JH: There are elements of Deirdre that are my own mother, and I feel that the opportunity to play Deirdre is an opportunity to acknowledge my mother in ways I never was able to when she was living, so it’s extremely meaningful for me. A lot of people come up to me after the show to say, “I feel I need to call my mother.” Mothers often are grossly underappreciated individuals, and there’s something in Deirdre’s humanity exposed in the play that helps put people in touch with how important it is to have a little more respect for their moms.

Has your recent Tony win changed your attitude toward your career or your craft?
JH: It hasn’t changed my attitude toward my career. It was an extremely joyful moment. I was so happy and grateful and pleased and honored to win the Tony for playing Deirdre in this magnificent play, but that’s what it was — a joyful moment, a celebratory, beautiful moment that I will always remember and cherish. It’s a nice acknowledgement, but it’s not changed how I view my work or my career.

I’ve heard that one contribution to the Thanksgiving meal in Humans comes from your mother.
JH: In rehearsal one day we were talking about what the Blakes might have on the table for this extraordinary and impromptu Thanksgiving meal. I said, “At our Thanksgiving dinner, we always had Orange Easy and Delicious,” which was a recipe my mother found in some magazine. We loved it and had it every year. It’s a particularly Midwestern dish. We called it a salad, but I have no idea why because there isn’t a vegetable anywhere near it.
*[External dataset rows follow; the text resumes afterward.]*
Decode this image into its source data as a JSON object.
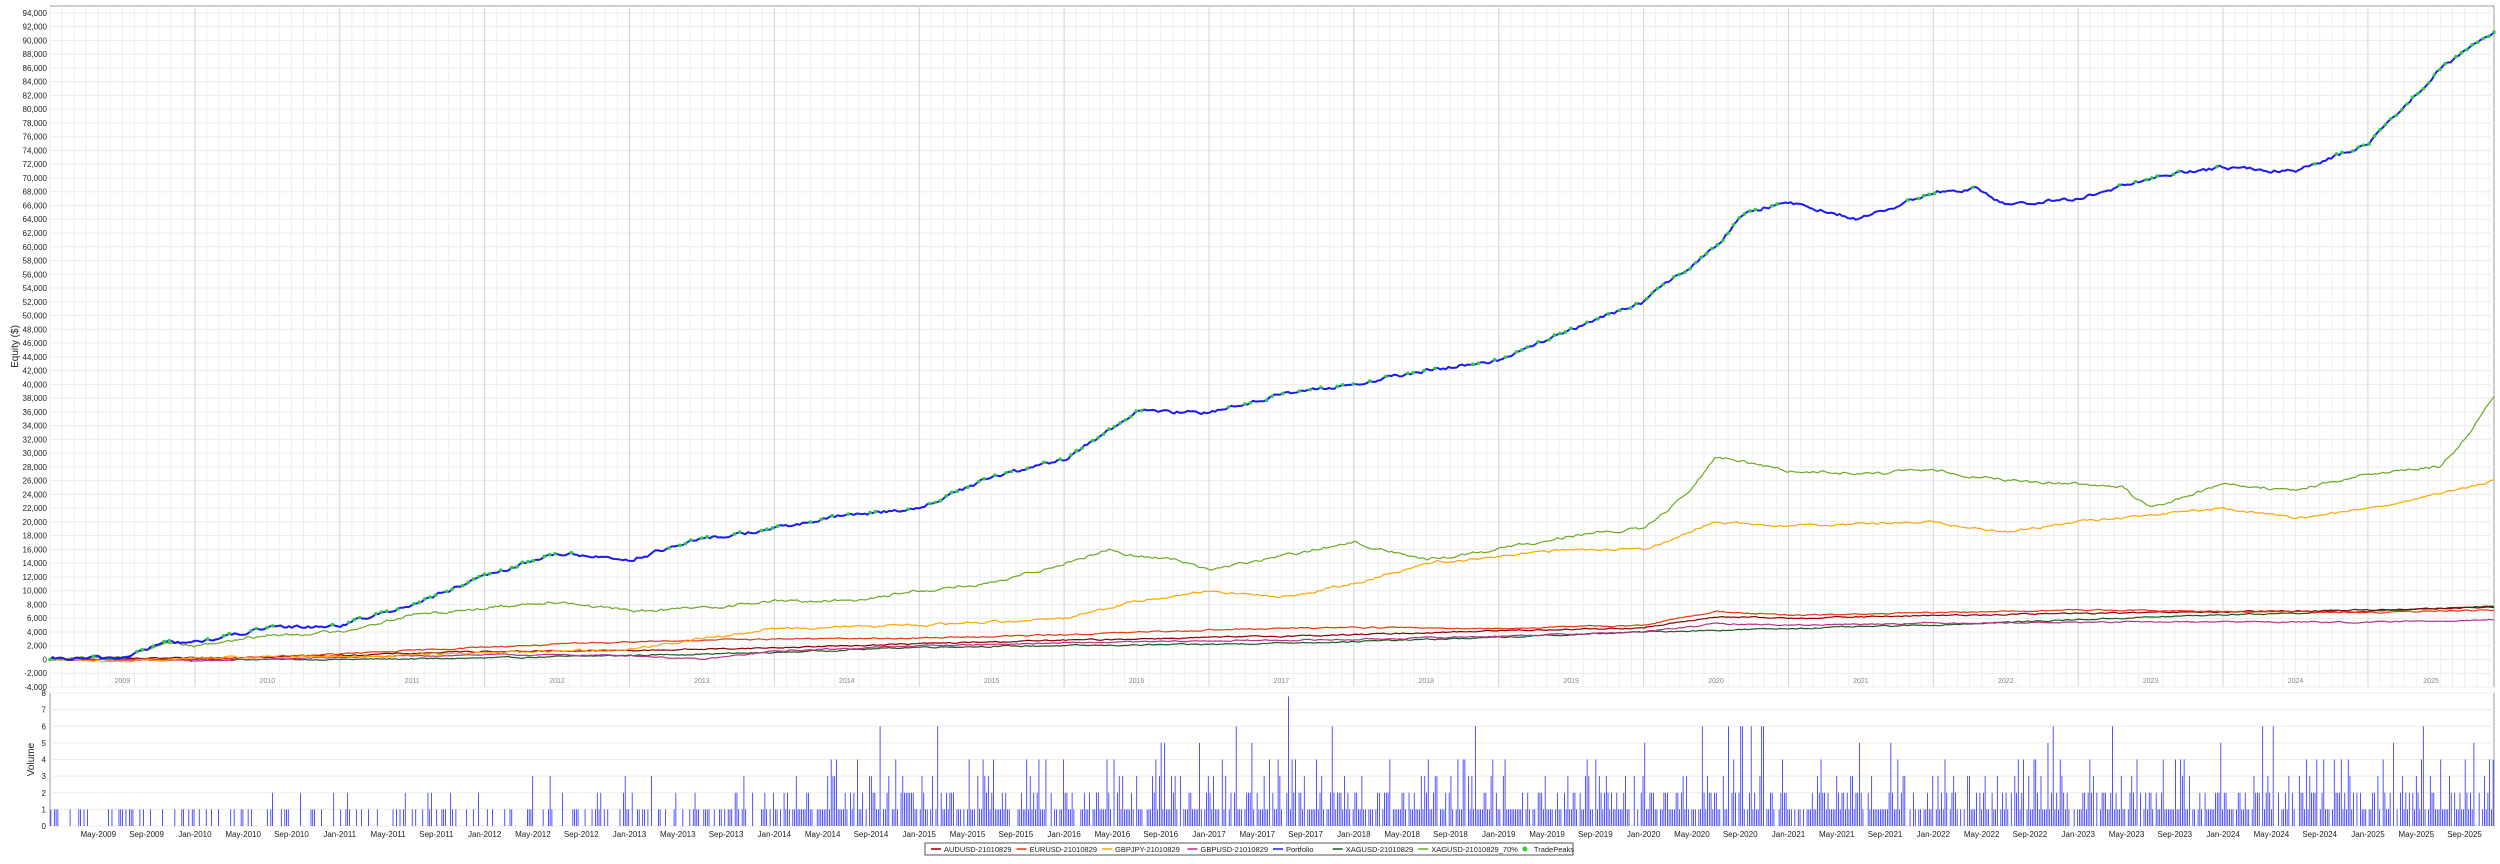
{
  "chart_data": [
    {
      "type": "line",
      "ylabel": "Equity ($)",
      "ylim": [
        -4000,
        95000
      ],
      "yticks": [
        -4000,
        -2000,
        0,
        2000,
        4000,
        6000,
        8000,
        10000,
        12000,
        14000,
        16000,
        18000,
        20000,
        22000,
        24000,
        26000,
        28000,
        30000,
        32000,
        34000,
        36000,
        38000,
        40000,
        42000,
        44000,
        46000,
        48000,
        50000,
        52000,
        54000,
        56000,
        58000,
        60000,
        62000,
        64000,
        66000,
        68000,
        70000,
        72000,
        74000,
        76000,
        78000,
        80000,
        82000,
        84000,
        86000,
        88000,
        90000,
        92000,
        94000
      ],
      "ytick_labels": [
        "-4,000",
        "-2,000",
        "0",
        "2,000",
        "4,000",
        "6,000",
        "8,000",
        "10,000",
        "12,000",
        "14,000",
        "16,000",
        "18,000",
        "20,000",
        "22,000",
        "24,000",
        "26,000",
        "28,000",
        "30,000",
        "32,000",
        "34,000",
        "36,000",
        "38,000",
        "40,000",
        "42,000",
        "44,000",
        "46,000",
        "48,000",
        "50,000",
        "52,000",
        "54,000",
        "56,000",
        "58,000",
        "60,000",
        "62,000",
        "64,000",
        "66,000",
        "68,000",
        "70,000",
        "72,000",
        "74,000",
        "76,000",
        "78,000",
        "80,000",
        "82,000",
        "84,000",
        "86,000",
        "88,000",
        "90,000",
        "92,000",
        "94,000"
      ],
      "xlim": [
        2009.0,
        2025.87
      ],
      "year_labels": [
        "2009",
        "2010",
        "2011",
        "2012",
        "2013",
        "2014",
        "2015",
        "2016",
        "2017",
        "2018",
        "2019",
        "2020",
        "2021",
        "2022",
        "2023",
        "2024",
        "2025"
      ],
      "grid": true,
      "series": [
        {
          "name": "AUDUSD-21010829",
          "color": "#8b0000",
          "x": [
            2009.0,
            2010,
            2011,
            2012,
            2013,
            2014,
            2015,
            2016,
            2017,
            2018,
            2019,
            2020,
            2020.5,
            2021,
            2022,
            2023,
            2024,
            2025,
            2025.87
          ],
          "y": [
            0,
            200,
            600,
            1200,
            1300,
            1700,
            2300,
            2800,
            3200,
            3600,
            4200,
            4600,
            6200,
            6000,
            6400,
            6700,
            6900,
            7200,
            7600
          ]
        },
        {
          "name": "EURUSD-21010829",
          "color": "#e8380d",
          "x": [
            2009.0,
            2010,
            2011,
            2012,
            2013,
            2014,
            2015,
            2016,
            2017,
            2018,
            2019,
            2020,
            2020.5,
            2021,
            2022,
            2023,
            2024,
            2025,
            2025.87
          ],
          "y": [
            0,
            0,
            800,
            1800,
            2600,
            3000,
            3100,
            3600,
            4300,
            4700,
            4500,
            5000,
            7000,
            6400,
            6800,
            7200,
            7000,
            6800,
            7200
          ]
        },
        {
          "name": "GBPJPY-21010829",
          "color": "#ffa500",
          "x": [
            2009.0,
            2009.5,
            2010,
            2011,
            2012,
            2013,
            2014,
            2015,
            2016,
            2016.5,
            2017,
            2017.5,
            2018,
            2018.5,
            2019,
            2019.5,
            2020,
            2020.5,
            2021,
            2022,
            2022.5,
            2023,
            2023.5,
            2024,
            2024.5,
            2025,
            2025.5,
            2025.87
          ],
          "y": [
            0,
            -300,
            200,
            400,
            1000,
            1500,
            4500,
            5000,
            6000,
            8500,
            10000,
            9000,
            11000,
            14000,
            15000,
            16000,
            16000,
            20000,
            19500,
            20000,
            18500,
            20000,
            21000,
            22000,
            20500,
            22000,
            24000,
            26000
          ]
        },
        {
          "name": "GBPUSD-21010829",
          "color": "#b5338a",
          "x": [
            2009.0,
            2010,
            2011,
            2012,
            2013,
            2013.5,
            2014,
            2015,
            2016,
            2017,
            2018,
            2019,
            2020,
            2020.5,
            2021,
            2022,
            2023,
            2024,
            2025,
            2025.87
          ],
          "y": [
            0,
            -200,
            300,
            700,
            600,
            0,
            1200,
            2000,
            2400,
            2700,
            2900,
            3400,
            4000,
            5200,
            5000,
            5300,
            5400,
            5500,
            5400,
            5800
          ]
        },
        {
          "name": "Portfolio",
          "color": "#1a1aff",
          "x": [
            2009.0,
            2009.5,
            2009.8,
            2010,
            2010.5,
            2011,
            2011.5,
            2012,
            2012.5,
            2013,
            2013.5,
            2014,
            2014.5,
            2015,
            2015.5,
            2016,
            2016.5,
            2017,
            2017.5,
            2018,
            2018.5,
            2019,
            2019.5,
            2020,
            2020.5,
            2020.7,
            2021,
            2021.5,
            2022,
            2022.3,
            2022.5,
            2023,
            2023.5,
            2024,
            2024.5,
            2025,
            2025.5,
            2025.87
          ],
          "y": [
            0,
            300,
            2500,
            2500,
            4500,
            5000,
            8000,
            12000,
            15500,
            14500,
            17500,
            19000,
            21000,
            22000,
            26500,
            29000,
            36000,
            36000,
            38500,
            40000,
            42000,
            43500,
            48000,
            52000,
            60000,
            65000,
            66500,
            64000,
            68000,
            68500,
            66000,
            67000,
            70000,
            71500,
            71000,
            75000,
            86000,
            91000
          ]
        },
        {
          "name": "XAGUSD-21010829",
          "color": "#1f5c1f",
          "x": [
            2009.0,
            2010,
            2011,
            2012,
            2013,
            2014,
            2015,
            2016,
            2017,
            2018,
            2019,
            2020,
            2021,
            2022,
            2023,
            2024,
            2025,
            2025.87
          ],
          "y": [
            0,
            0,
            0,
            200,
            600,
            1000,
            1800,
            2000,
            2200,
            2600,
            3200,
            4000,
            4500,
            5000,
            5800,
            6500,
            7000,
            7800
          ]
        },
        {
          "name": "XAGUSD-21010829_70%",
          "color": "#6aaa24",
          "x": [
            2009.0,
            2009.5,
            2009.8,
            2010,
            2010.5,
            2011,
            2011.5,
            2012,
            2012.5,
            2013,
            2013.5,
            2014,
            2014.5,
            2015,
            2015.5,
            2016,
            2016.3,
            2016.5,
            2016.8,
            2017,
            2017.5,
            2018,
            2018.3,
            2018.5,
            2019,
            2019.5,
            2020,
            2020.3,
            2020.5,
            2021,
            2021.5,
            2022,
            2022.5,
            2023,
            2023.3,
            2023.5,
            2024,
            2024.5,
            2025,
            2025.5,
            2025.7,
            2025.87
          ],
          "y": [
            0,
            300,
            2500,
            2000,
            3500,
            4000,
            6500,
            7500,
            8500,
            7000,
            7500,
            8500,
            8500,
            10000,
            11000,
            14000,
            16000,
            15000,
            14500,
            13000,
            15000,
            17000,
            15500,
            14500,
            16000,
            18000,
            19000,
            24000,
            29500,
            27500,
            27000,
            27500,
            26000,
            25500,
            25000,
            22000,
            25500,
            24500,
            27000,
            28000,
            33000,
            38000
          ]
        }
      ],
      "marker_series": {
        "name": "TradePeaks",
        "color": "#2ecc40",
        "follows": "Portfolio"
      }
    },
    {
      "type": "bar",
      "ylabel": "Volume",
      "ylim": [
        0,
        8
      ],
      "yticks": [
        0,
        1,
        2,
        3,
        4,
        5,
        6,
        7,
        8
      ],
      "ytick_labels": [
        "0",
        "1",
        "2",
        "3",
        "4",
        "5",
        "6",
        "7",
        "8"
      ],
      "bar_color": "#2a2aff",
      "x_labels": [
        "May-2009",
        "Sep-2009",
        "Jan-2010",
        "May-2010",
        "Sep-2010",
        "Jan-2011",
        "May-2011",
        "Sep-2011",
        "Jan-2012",
        "May-2012",
        "Sep-2012",
        "Jan-2013",
        "May-2013",
        "Sep-2013",
        "Jan-2014",
        "May-2014",
        "Sep-2014",
        "Jan-2015",
        "May-2015",
        "Sep-2015",
        "Jan-2016",
        "May-2016",
        "Sep-2016",
        "Jan-2017",
        "May-2017",
        "Sep-2017",
        "Jan-2018",
        "May-2018",
        "Sep-2018",
        "Jan-2019",
        "May-2019",
        "Sep-2019",
        "Jan-2020",
        "May-2020",
        "Sep-2020",
        "Jan-2021",
        "May-2021",
        "Sep-2021",
        "Jan-2022",
        "May-2022",
        "Sep-2022",
        "Jan-2023",
        "May-2023",
        "Sep-2023",
        "Jan-2024",
        "May-2024",
        "Sep-2024",
        "Jan-2025",
        "May-2025",
        "Sep-2025"
      ],
      "max_value": 7.8,
      "typical_range": [
        0,
        3
      ]
    }
  ],
  "legend": {
    "placement": "bottom-center",
    "entries": [
      {
        "label": "AUDUSD-21010829",
        "color": "#8b0000",
        "kind": "line"
      },
      {
        "label": "EURUSD-21010829",
        "color": "#e8380d",
        "kind": "line"
      },
      {
        "label": "GBPJPY-21010829",
        "color": "#ffa500",
        "kind": "line"
      },
      {
        "label": "GBPUSD-21010829",
        "color": "#b5338a",
        "kind": "line"
      },
      {
        "label": "Portfolio",
        "color": "#1a1aff",
        "kind": "line"
      },
      {
        "label": "XAGUSD-21010829",
        "color": "#1f5c1f",
        "kind": "line"
      },
      {
        "label": "XAGUSD-21010829_70%",
        "color": "#6aaa24",
        "kind": "line"
      },
      {
        "label": "TradePeaks",
        "color": "#2ecc40",
        "kind": "dot"
      }
    ]
  }
}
It’s simply Cool Whip with dry orange Jell-O and drained mandarin oranges, blended with cottage cheese, then chilled and served as a salad on a wedge of lettuce.

You’ve said that theatre sustains you and makes you feel insanely happy.
JH: My definition of success has always been to be working on a project I love and respect with people I love and respect. That’s been true for me whether I’m working in non-Equity stock, children’s theatre, regional theatre, Off-Off-Broadway, or Broadway. I’ve had great experiences in all those places, and I’ve had not-so-great experiences. For now, I can say that I feel happy in my life. I’m able to live at home and work at home, and I’m able to support myself doing something I love. I don’t take any of that for granted. I’m extremely grateful, but I also understand that it’s a result of putting in a lot of years of hard work and dedication.

When I was in my 20s, I read a biography of either Paul Scofield or John Gielgud — I can’t recall which — who said, “One doesn’t become an actor until you’re 40.” Even if you work hard all your life, it takes that long to achieve a degree of mastery over your craft and to understand your humanity and the depth of your emotional life. That doesn’t mean you can’t do great work before the age of 40 if you apply yourself, but maturing to a point of mastery can’t happen until your middle years. When I originally read that, I didn’t want to think it would take that long, but now that I’m 63, I realize that my work started to shift into a truly confident place when I was in my 40s, as I began to trust my skills and know who I was as a person.

If you love acting and want to have a life as an actor, it will require nonstop dedication and hard work. It never gets easier. Success has nothing to do with things getting easier. Success has to do with the result of your hard work paying off. If you’re looking for an easy life or a life of fame and celebrity, the theatre isn’t the place to look. Entering a life in the theatre is like entering a refiner’s fire. It’s not an easy path, but if you stay dedicated to being a good professional, the payoffs are beautiful. Whether you become famous or not, the payoffs are beautiful.

On the other hand, if you embark on that path and feel your desire for it falling away, don’t panic. There are lots of other exciting and worthy ways to have a life where you feel successful. Not everyone is destined for a life in the theatre. Some people do it for a short time, then look for other things and find for themselves a much more fulfilling path. As Polonius said, “This above all: To thine own self be true.”